Retinal images used to assess variability of manual counts. Retinal flat mount from wild-type mice stained with either Brn3a (A) or RBPMS (B) antibodies. Each original image was duplicated and flipped either horizontally (middle row) or vertically (bottom row). This change of the orientation of the images was performed to determine the reliability of the cell count of the same image by individual counters who did not know that the same images were being counted in different orientations.

Figure 4.

Average RGC counts show masked investigators are fairly consistent in identifying both Brn3a- and RPBMS-positive RGCs.
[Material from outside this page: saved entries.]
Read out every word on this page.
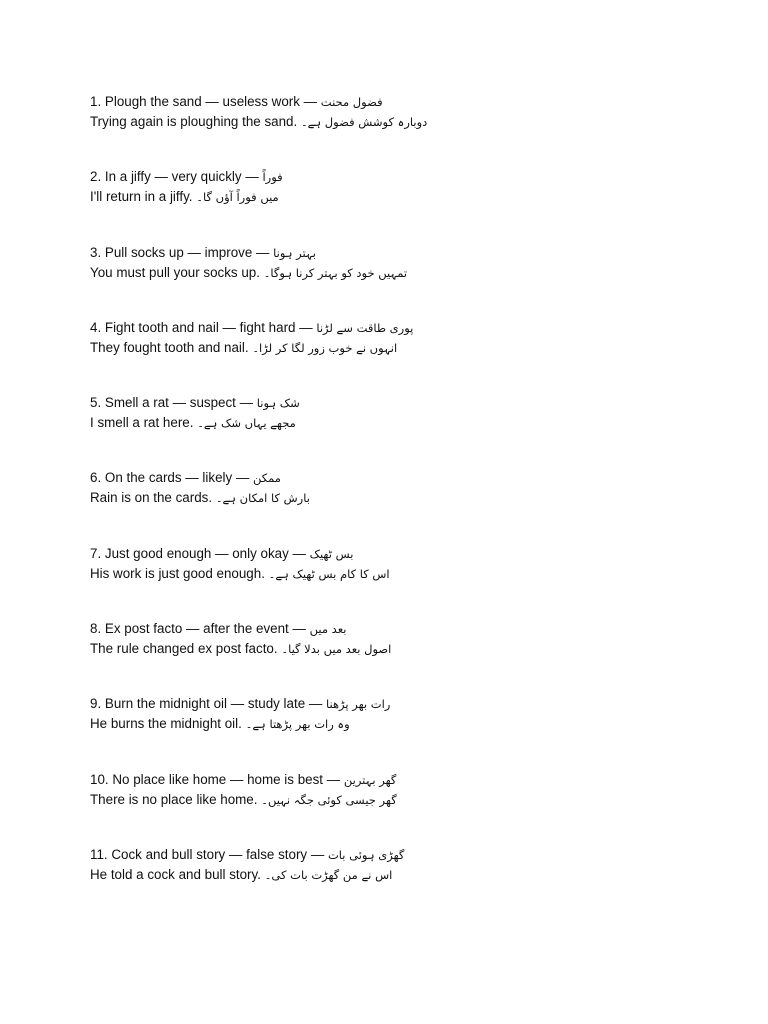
1. Plough the sand — useless work — فضول محنت
Trying again is ploughing the sand. دوبارہ کوشش فضول ہے۔
2. In a jiffy — very quickly — فوراً
I'll return in a jiffy. میں فوراً آؤں گا۔
3. Pull socks up — improve — بہتر ہونا
You must pull your socks up. تمہیں خود کو بہتر کرنا ہوگا۔
4. Fight tooth and nail — fight hard — پوری طاقت سے لڑنا
They fought tooth and nail. انہوں نے خوب زور لگا کر لڑا۔
5. Smell a rat — suspect — شک ہونا
I smell a rat here. مجھے یہاں شک ہے۔
6. On the cards — likely — ممکن
Rain is on the cards. بارش کا امکان ہے۔
7. Just good enough — only okay — بس ٹھیک
His work is just good enough. اس کا کام بس ٹھیک ہے۔
8. Ex post facto — after the event — بعد میں
The rule changed ex post facto. اصول بعد میں بدلا گیا۔
9. Burn the midnight oil — study late — رات بھر پڑھنا
He burns the midnight oil. وہ رات بھر پڑھتا ہے۔
10. No place like home — home is best — گھر بہترین
There is no place like home. گھر جیسی کوئی جگہ نہیں۔
11. Cock and bull story — false story — گھڑی ہوئی بات
He told a cock and bull story. اس نے من گھڑت بات کی۔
Graphs show the average (mean ± standard deviation) number of (A) Brn3a- and (B) RBPMS-positive cell counts in retinal flat mount images. RGC count in an image is compared to those of the same image oriented horizontally or vertically by counters masked to the orientation changes (n = 4 counters/image). For each image, there is no significant difference between the number of RGCs counted in the original orientations versus either flipped orientation. Standard deviations show there is modest variability of RGC counts between individual counters in all five RPBMS labeled images, but only three of five Brn3a labeled images.

Figure 5.

Quantitative analysis of interpersonal and intrapersonal variability of manual counting of Brn3a and RBPMS-labeled RGC. (A–D) The standard deviation of RGC counts was calculated for counts of the three different orientations of each individual image obtained from each masked investigator, in order to assess differences in intrapersonal quantification of RGCs labeled with different cell markers. Graphs show the average standard deviations of Brn3a and RBPMS-positive cell counts (n = 5 images/counter for each RGC marker). Standard deviations were significantly higher for RBPMS-labeled images as compared with the standard deviation of Brn3a cell counts from three of four investigators (B–D), with a similar strong trend seen with counter 1 (A). Data represented as mean ± standard deviation (n = 5); comparisons by unpaired student's t-test. (E, F) The relative reliability of both interpersonal (E) and intrapersonal (F) cell counts was further analyzed for both Brn3a (green bars) and RPBMS (red bars) labeled cells using the intraclass correlation coefficient (ICC). Lines indicate cutoffs for “poor” (<0.50), “moderate” (≥0.50), “good” (≥0.75), and “excellent” (≥0.90) reliability between counts. ICC shows that there is very good interpersonal reliability and excellent intrapersonal reliability of manual counts of Brn3a-positive cells; whereas, there is poor interpersonal reliability and only moderate intrapersonal reliability of manual counts of RPBMS-positive cells. Data represented as mean ± SEM.